Lord David Puttnam: From award-winning film maker to policy maker
View(s):In the summer of 1978, Lord David Puttnam was ill and housebound in Los Angeles when he came across a book that would change his life. Its title – decidedly undramatic – was “An Approved History of the Olympic Games” by Bill Henry. But the film that Puttnam would be inspired to make after reading that book would be another creature altogether – released in 1981, “Chariots of Fire” was full of drama and striving, and would inspire a generation of filmmakers and audiences.
Puttnam would later recall: “On page 116, the author writes of three sensational wins by British athletes’ at the 1924 Paris Olympic Games and it was the story of two of these – ‘long-legged collegian’ Harold Abrahams and ‘dark horse’ Eric Liddell, a religious man who refused to run on a Sunday – that eventually formed the basis (with some dramatic licence) of Chariots of Fire.”
In the years after “Chariots of Fire” became a runaway success, Lord David Puttnam would be faced again and again with how his audience was divided between its two protagonists Eric Liddell and Howard Abrams.
“The film offered the opportunity to look at two sides of the human character,” he told journalists.“Both involved winning but winning for different reasons and through different means. And so I’ve had people come up to me and say, “Oh I really loved that film about the Jewish runner” and they wouldn’t mention Liddell at all. And others would talk about Liddell and his principles and everything else. So people carved out the movie for themselves.”
It was also clear to Puttnam that the movie’s appeal came from a nostalgia for when sport was clean and competitive and not tainted by drug use.Puttnam would describe it as a longing for a time when sport was just about excellence.
In as much as the film proved influential in the lives of audiences around the world, it changed Puttnam too. It contributed, along with movies like “The Killing Fields” “Midnight Express”, “Memphis Belle and “The Mission”, to his reputation as one of the most successful film producers of all time. In total he won 10 Oscars, 25 Baftas and the Palme D’Or at Cannes for his work in movies.
Among the many he made, his personal favourite is the lesser known “Local Hero.”Puttnam considers it his most personal film, because he lived in Ireland in exactly that kind of environment; embedded in a small village, and surrounded by a tightly knit community.
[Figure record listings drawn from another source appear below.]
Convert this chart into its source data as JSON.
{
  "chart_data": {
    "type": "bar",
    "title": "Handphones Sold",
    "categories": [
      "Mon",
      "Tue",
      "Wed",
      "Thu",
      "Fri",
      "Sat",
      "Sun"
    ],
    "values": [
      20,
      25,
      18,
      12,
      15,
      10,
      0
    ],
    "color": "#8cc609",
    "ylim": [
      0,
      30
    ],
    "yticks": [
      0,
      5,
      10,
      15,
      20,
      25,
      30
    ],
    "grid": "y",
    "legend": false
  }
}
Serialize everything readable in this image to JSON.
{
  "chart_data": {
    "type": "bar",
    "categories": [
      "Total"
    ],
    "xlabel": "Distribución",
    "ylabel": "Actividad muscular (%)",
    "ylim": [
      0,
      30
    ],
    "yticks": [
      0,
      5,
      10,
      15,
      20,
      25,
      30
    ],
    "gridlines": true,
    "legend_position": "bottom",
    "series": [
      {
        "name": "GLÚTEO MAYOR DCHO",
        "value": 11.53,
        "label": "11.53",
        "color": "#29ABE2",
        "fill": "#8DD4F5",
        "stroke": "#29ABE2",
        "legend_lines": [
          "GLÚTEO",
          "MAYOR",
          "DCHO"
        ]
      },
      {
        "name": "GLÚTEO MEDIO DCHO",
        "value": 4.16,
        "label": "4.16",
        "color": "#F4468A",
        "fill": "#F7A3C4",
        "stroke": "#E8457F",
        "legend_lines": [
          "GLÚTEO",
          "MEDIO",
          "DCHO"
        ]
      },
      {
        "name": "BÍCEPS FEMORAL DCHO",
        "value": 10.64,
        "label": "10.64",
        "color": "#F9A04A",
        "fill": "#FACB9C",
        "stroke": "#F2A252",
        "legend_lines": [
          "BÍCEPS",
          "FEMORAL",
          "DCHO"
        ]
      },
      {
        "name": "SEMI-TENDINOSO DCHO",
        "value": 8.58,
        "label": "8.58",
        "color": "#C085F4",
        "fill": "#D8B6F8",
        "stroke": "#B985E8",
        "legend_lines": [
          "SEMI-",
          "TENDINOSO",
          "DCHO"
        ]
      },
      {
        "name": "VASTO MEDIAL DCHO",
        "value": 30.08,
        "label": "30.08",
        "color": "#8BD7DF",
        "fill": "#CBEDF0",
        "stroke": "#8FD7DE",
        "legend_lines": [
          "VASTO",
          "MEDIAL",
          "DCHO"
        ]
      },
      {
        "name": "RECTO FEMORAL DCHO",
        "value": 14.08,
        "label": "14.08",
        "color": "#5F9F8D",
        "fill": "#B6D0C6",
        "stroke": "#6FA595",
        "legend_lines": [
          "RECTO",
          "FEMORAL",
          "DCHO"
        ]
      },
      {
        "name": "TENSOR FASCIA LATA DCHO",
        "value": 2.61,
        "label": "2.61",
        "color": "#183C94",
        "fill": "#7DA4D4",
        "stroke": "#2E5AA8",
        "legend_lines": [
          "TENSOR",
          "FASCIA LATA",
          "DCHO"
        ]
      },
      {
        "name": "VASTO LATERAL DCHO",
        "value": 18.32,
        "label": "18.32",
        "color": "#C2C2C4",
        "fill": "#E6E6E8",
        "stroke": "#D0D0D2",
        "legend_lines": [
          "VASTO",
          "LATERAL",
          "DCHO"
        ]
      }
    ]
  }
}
Local Hero tackled the issue of the environment, decades before eco-friendly became a buzzword, reflecting Puttnam’s early commitment to being an eco-advocate. “It always has been that way for me. When I was making that film, I was also president of an organisation called – it’s a terrible title – the Council for the Protection of Rural England, and I was also chairman of the first committee that got the bill for climate change legislation in the world. We had the world’s first climate change act,” he told Today Online.
Puttnam received his knighthood in 1995 and retired from film production in 1998 to focus on his work in public policy as it relates to education, the environment, and the creative and communications industries. He has never regretted the move:
“I genuinely believe that education is the most important ministry of all. Without education, nothing else works. If you haven’t got a good education system, everything else collapses. You can’t develop a health service off the back of a poor education system. You can’t guarantee yourself a decent pension off the back of a bad education system. Or even infrastructure. It’s the signequ’on of a successful society.”
Today, he sees his legacy as being divided equally between the wonderful films he helped make, and the policy reforms he drove in his time in government. When asked what he wants on his epitaph, he says simply that it should read: “God knows he tried”.